Duurzame oplossingen: het antwoord op het rapport Bossuyt
De "Commissie Bossuyt" werd in maart 2018 opgericht om het Belgische terugkeerbeleid te evalueren naar aanleiding van de veronderstelde foltering van Soedanese onderdanen na hun gedwongen uitzetting. Ter herinnering: een delegatie van de Soedanese autoriteiten, die door de toenmalige regering was uitgenodigd, had hen in de gesloten centra geïdentificeerd. Midden september 2020 werd het eindverslag van deze commissie aan de Commissie Binnenlandse Zaken voorgesteld. Op 21 oktober zullen organisaties uit het middenveld in het Parlement gehoord worden.
Verschillende belangrijke kwesties werden niet aangesproken in het verslag: het gebruik van geweld, aanhoudingsprocedures, de erkenningsgraad van volgende verzoeken om internationale bescherming, tekortkomingen in de verblijfsprocedures, de administratieve impasse voor mensen die niet verwijderbaar zijn... Bovendien werden er geen richtlijnen voorgesteld voor de identificatieprocedures, een kwestie die nochtans aanleiding gaf tot dit evaluatieproces.
De commissie toont de wil om zoveel mogelijk mensen (met en zonder verblijfsvergunning) te vervolgen en te registreren om eventuele uitzettingen te vergemakkelijken.

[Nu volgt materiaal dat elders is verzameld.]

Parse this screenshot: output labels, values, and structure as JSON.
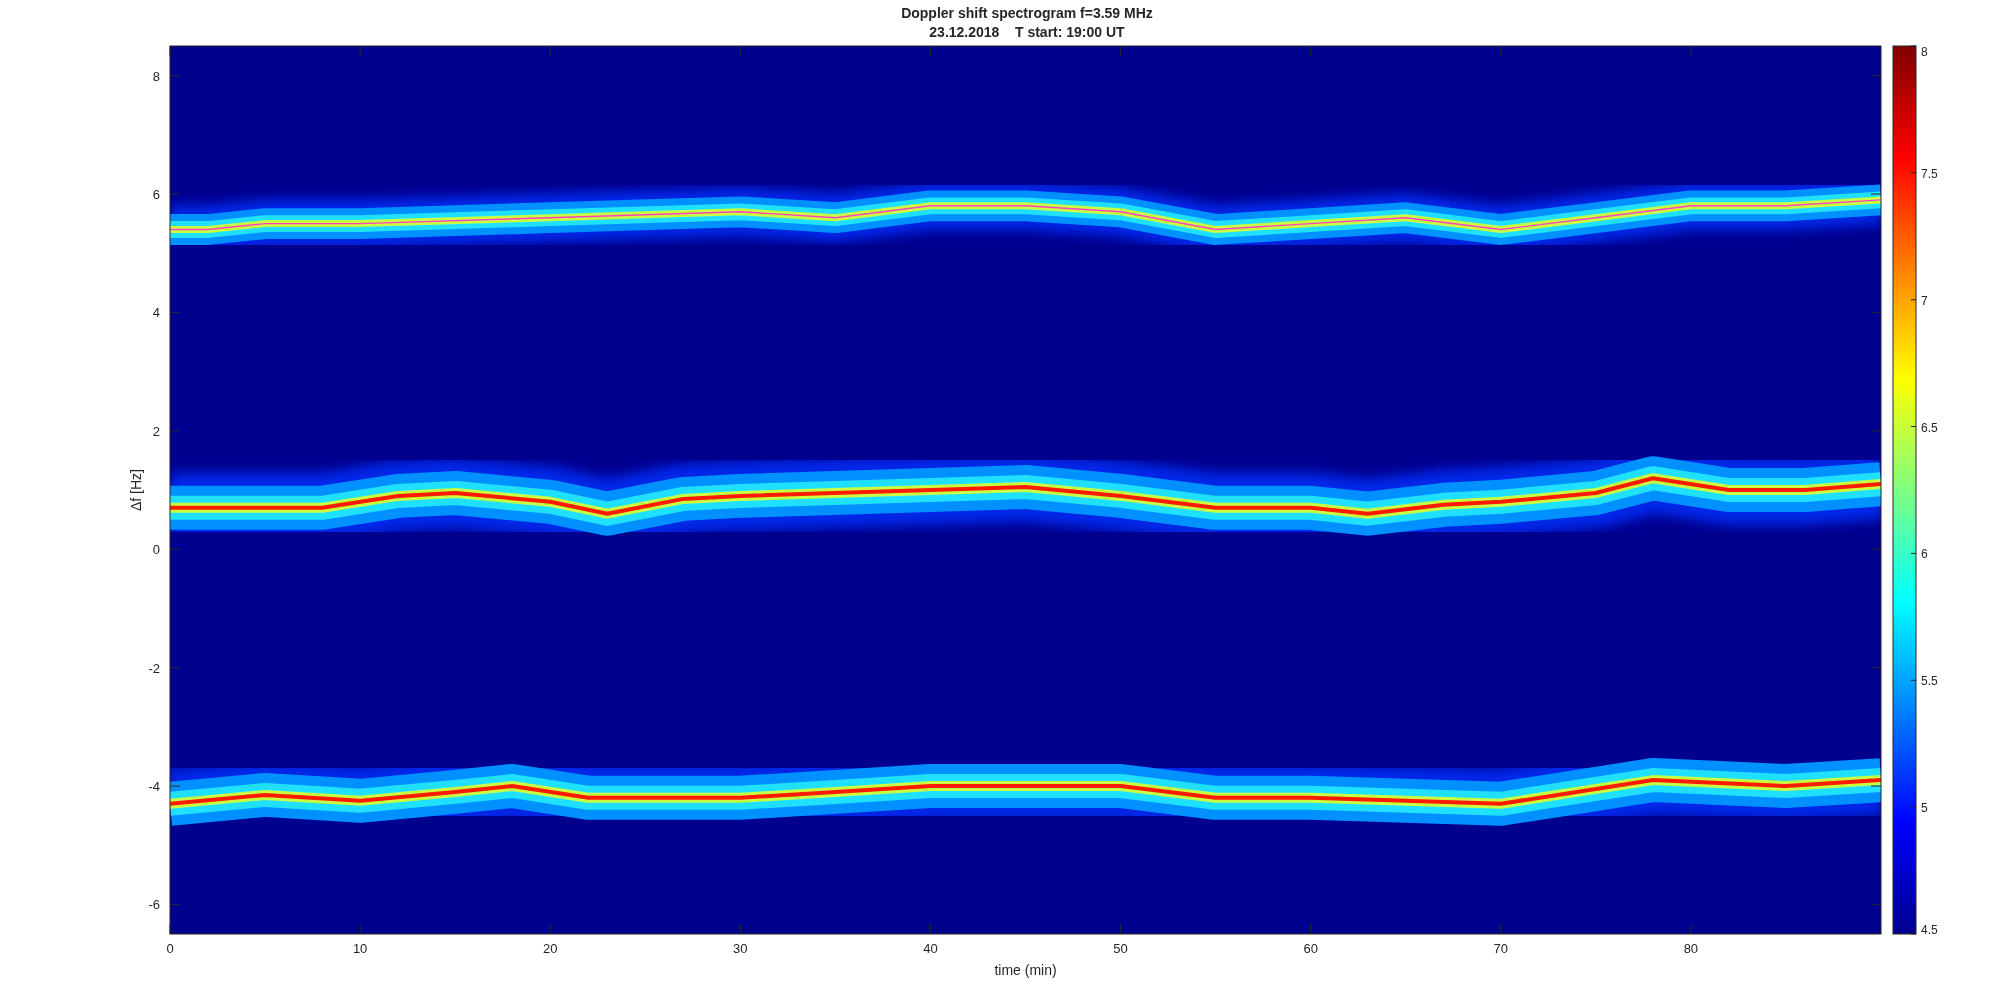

Zo wordt voorgesteld om op basis van een algemene databank een reusachtige en huiveringwekkende registreringsmachine op poten te zetten.
In dezelfde geest stelt de commissie voor om de gevangenisstraffen voor onwettig verblijf op te trekken van 3 maanden tot 1 jaar, zodat onderzoeksrechters een aanhoudingsbevel of huiszoekingsbevel kunnen uitvaardigen dat toegang geeft tot de verblijfplaats van personen zonder verblijfsvergunning en hun aanhouding vergemakkelijkt. Afgezien van het duidelijke misbruik van de procedure - aan de kaak gesteld door het College van procureurs-generaal - om mensen zonder papieren op te sporen, is dit een slag in het gezicht van de vele burgers die zich sinds 2017 reeds tegen "woonstbetredingen" verzetten.

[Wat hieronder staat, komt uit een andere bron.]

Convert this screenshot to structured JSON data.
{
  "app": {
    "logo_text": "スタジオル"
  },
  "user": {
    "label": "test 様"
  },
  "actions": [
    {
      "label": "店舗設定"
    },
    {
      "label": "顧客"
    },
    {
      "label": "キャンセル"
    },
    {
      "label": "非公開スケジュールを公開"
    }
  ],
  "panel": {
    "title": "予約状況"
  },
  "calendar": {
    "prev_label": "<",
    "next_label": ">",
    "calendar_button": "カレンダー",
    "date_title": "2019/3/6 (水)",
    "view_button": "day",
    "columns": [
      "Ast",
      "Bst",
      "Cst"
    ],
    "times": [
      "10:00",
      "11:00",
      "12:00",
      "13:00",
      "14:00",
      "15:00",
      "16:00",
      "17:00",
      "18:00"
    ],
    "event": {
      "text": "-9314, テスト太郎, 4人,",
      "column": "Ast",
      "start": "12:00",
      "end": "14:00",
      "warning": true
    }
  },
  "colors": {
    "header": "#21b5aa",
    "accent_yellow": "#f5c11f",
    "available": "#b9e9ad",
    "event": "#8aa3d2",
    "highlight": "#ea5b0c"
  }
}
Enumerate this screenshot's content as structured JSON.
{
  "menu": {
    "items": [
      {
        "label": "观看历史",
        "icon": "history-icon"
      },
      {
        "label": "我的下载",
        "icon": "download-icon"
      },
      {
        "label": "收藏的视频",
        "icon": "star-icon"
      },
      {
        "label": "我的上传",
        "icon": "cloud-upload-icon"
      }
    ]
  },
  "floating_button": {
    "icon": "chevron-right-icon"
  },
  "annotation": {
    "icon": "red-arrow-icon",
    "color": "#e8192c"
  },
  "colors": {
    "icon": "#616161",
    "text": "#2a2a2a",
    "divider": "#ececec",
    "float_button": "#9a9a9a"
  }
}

De commissie beveelt ook het onder dwang uitvoeren van "leeftijdstesten" aan bij zelfverklaarde niet-begeleide minderjarigen voor wie er een twijfel rond de minderjarigheid bestaat, in weerwil van het advies van de Orde der artsen, die dit soort praktijken onder dwang formeel verbiedt. Dit gaat eveneens in tegen een resolutie van het Europees Parlement van 12 september 2013, die vraagtekens plaatste bij de betrouwbaarheid van dit soort medische tests.
Indien deze aanbevelingen uitgevoerd worden, zullen ze een exorbitante ethische, menselijke en financiële prijs hebben. Alleen al in 2018 kostte het beleid van gedwongen terugkeer 88 miljoen euro[1]. De in het rapport Bossuyt voorgestelde maatregelen zullen bijkomende financiële middelen vergen.

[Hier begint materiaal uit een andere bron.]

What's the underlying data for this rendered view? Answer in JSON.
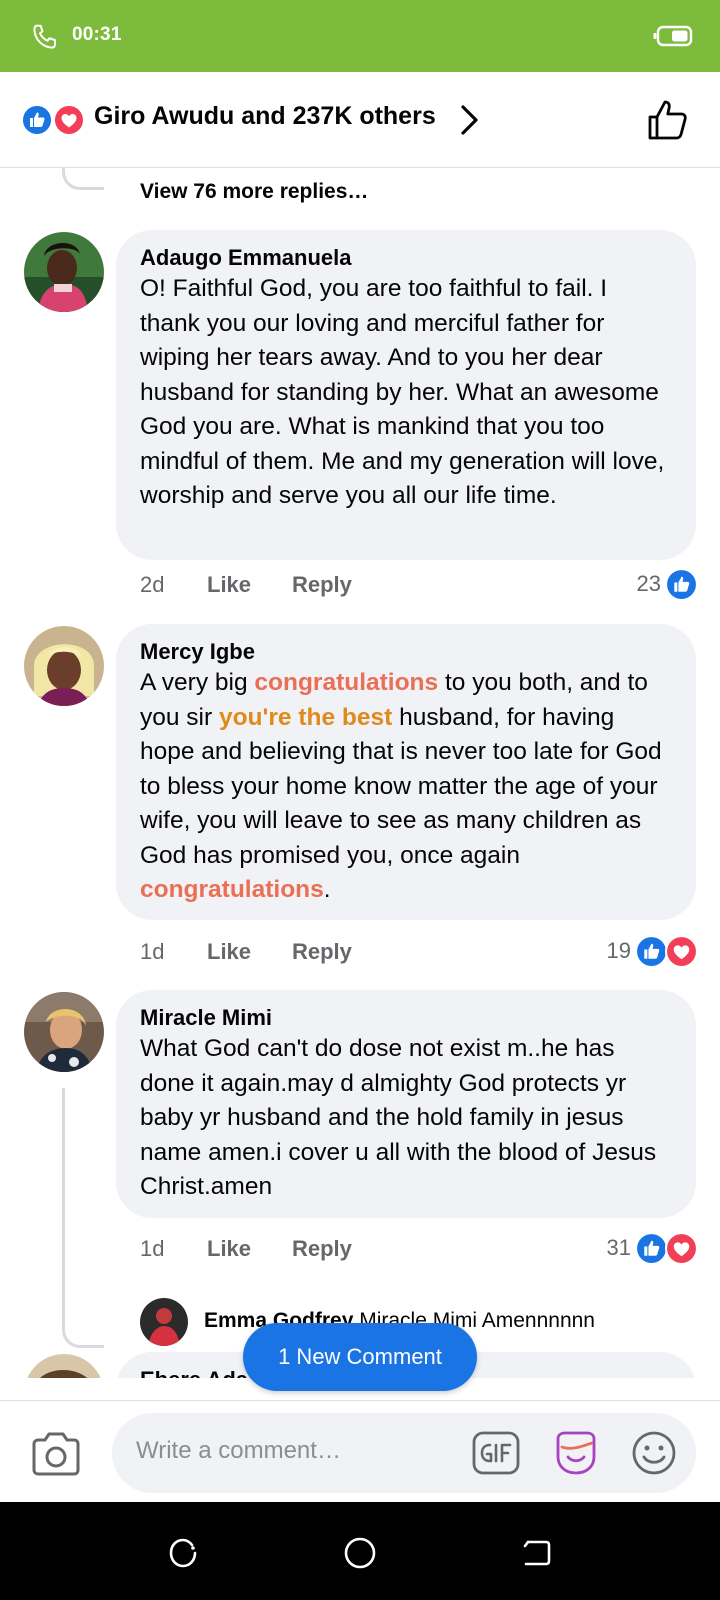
{
  "status_bar": {
    "time": "00:31"
  },
  "reactions_header": {
    "text": "Giro Awudu and 237K others"
  },
  "thread": {
    "view_more": "View 76 more replies…"
  },
  "comments": [
    {
      "author": "Adaugo Emmanuela",
      "body": "O! Faithful God, you are too faithful to fail. I thank you our loving and merciful father for wiping her tears away. And to you her dear husband for standing by her. What an awesome God you are. What is mankind that you too mindful of them. Me and my generation will love, worship and serve you all our life time.",
      "age": "2d",
      "like_label": "Like",
      "reply_label": "Reply",
      "reaction_count": "23"
    },
    {
      "author": "Mercy Igbe",
      "body_parts": [
        "A very big ",
        "congratulations",
        " to you both, and to you sir ",
        "you're the best",
        " husband, for having hope and believing that is never too late for God to bless your home know matter the age of your wife, you will leave to see as many children as God has promised you, once again ",
        "congratulations",
        "."
      ],
      "age": "1d",
      "like_label": "Like",
      "reply_label": "Reply",
      "reaction_count": "19"
    },
    {
      "author": "Miracle Mimi",
      "body": "What God can't do dose not exist m..he has done it again.may d almighty God protects yr baby yr husband and the hold family in jesus name amen.i cover u all with the blood of Jesus Christ.amen",
      "age": "1d",
      "like_label": "Like",
      "reply_label": "Reply",
      "reaction_count": "31",
      "reply": {
        "author": "Emma Godfrey",
        "text": " Miracle Mimi Amennnnnn"
      }
    },
    {
      "author": "Ebere Adazion"
    }
  ],
  "new_comment_button": "1 New Comment",
  "composer": {
    "placeholder": "Write a comment…"
  },
  "colors": {
    "status_bar": "#7dbb3c",
    "accent_blue": "#1b74e4",
    "love_red": "#f33e58",
    "highlight_coral": "#ea6f55",
    "highlight_orange": "#e0891d",
    "bubble_bg": "#f0f2f5"
  },
  "icons": [
    "call-icon",
    "battery-icon",
    "like-reaction-icon",
    "love-reaction-icon",
    "chevron-right-icon",
    "thumbs-up-icon",
    "camera-icon",
    "gif-icon",
    "sticker-icon",
    "emoji-icon",
    "recents-icon",
    "home-icon",
    "back-icon"
  ]
}
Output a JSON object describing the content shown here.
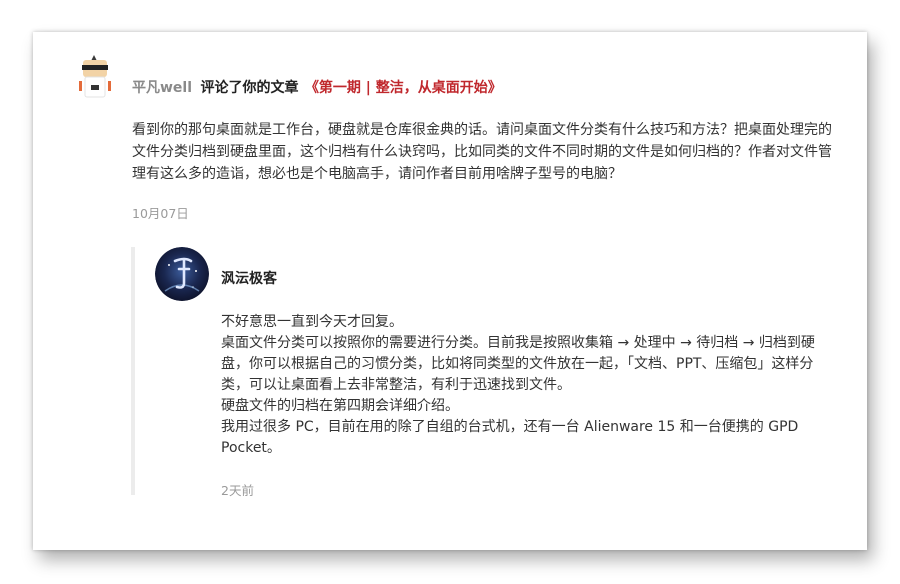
{
  "comment": {
    "user": "平凡well",
    "action": "评论了你的文章",
    "article_title": "《第一期 | 整洁，从桌面开始》",
    "text": "看到你的那句桌面就是工作台，硬盘就是仓库很金典的话。请问桌面文件分类有什么技巧和方法？把桌面处理完的文件分类归档到硬盘里面，这个归档有什么诀窍吗，比如同类的文件不同时期的文件是如何归档的？作者对文件管理有这么多的造诣，想必也是个电脑高手，请问作者目前用啥牌子型号的电脑？",
    "date": "10月07日"
  },
  "reply": {
    "user": "沨沄极客",
    "paragraphs": [
      "不好意思一直到今天才回复。",
      "桌面文件分类可以按照你的需要进行分类。目前我是按照收集箱 → 处理中 → 待归档 → 归档到硬盘，你可以根据自己的习惯分类，比如将同类型的文件放在一起，「文档、PPT、压缩包」这样分类，可以让桌面看上去非常整洁，有利于迅速找到文件。",
      "硬盘文件的归档在第四期会详细介绍。",
      "我用过很多 PC，目前在用的除了自组的台式机，还有一台 Alienware 15 和一台便携的 GPD Pocket。"
    ],
    "date": "2天前"
  },
  "colors": {
    "article_link": "#c0282d",
    "muted": "#9a9a9a"
  }
}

De commissie had als missie om het terugkeerbeleid te evalueren. Geconfronteerd met de vele blinde vlekken in het rapport, het negeren van bepaalde gegevens en feiten en de vooringenomenheid van de commissie, mag het duidelijk zijn dat men niet tot een gedegen evaluatie is gekomen. Omdat de leden van de commissie in feite de werking van hun eigen instellingen moesten beoordelen, dringt de vraag zich op of deze commissie wel tot een echte evaluatie zou kunnen komen. De voorgestelde maatregelen zullen het failliete terugkeerbeleid niet verbeteren, noch voorzien ze in duurzame oplossingen voor de betrokkenen. De gekozen weg is die van repressie, waarbij aanhoudingen en uitzettingen de norm zullen blijven.
Dit is nochtans niet de enige weg; alternatieve oplossingen zijn mogelijk. In december 2019 organiseerde het middenveld de conferentie "Voorbij terugkeer" in het Huis van de Parlementsleden van het Federaal Parlement. Tal van actoren uit zowel de academische wereld, statelijke instellingen als ngo’s, stelden concrete alternatieven voor. Hun aanbevelingen werden aan de regering bezorgd. Het is hoog tijd om hier gevolg aan te geven!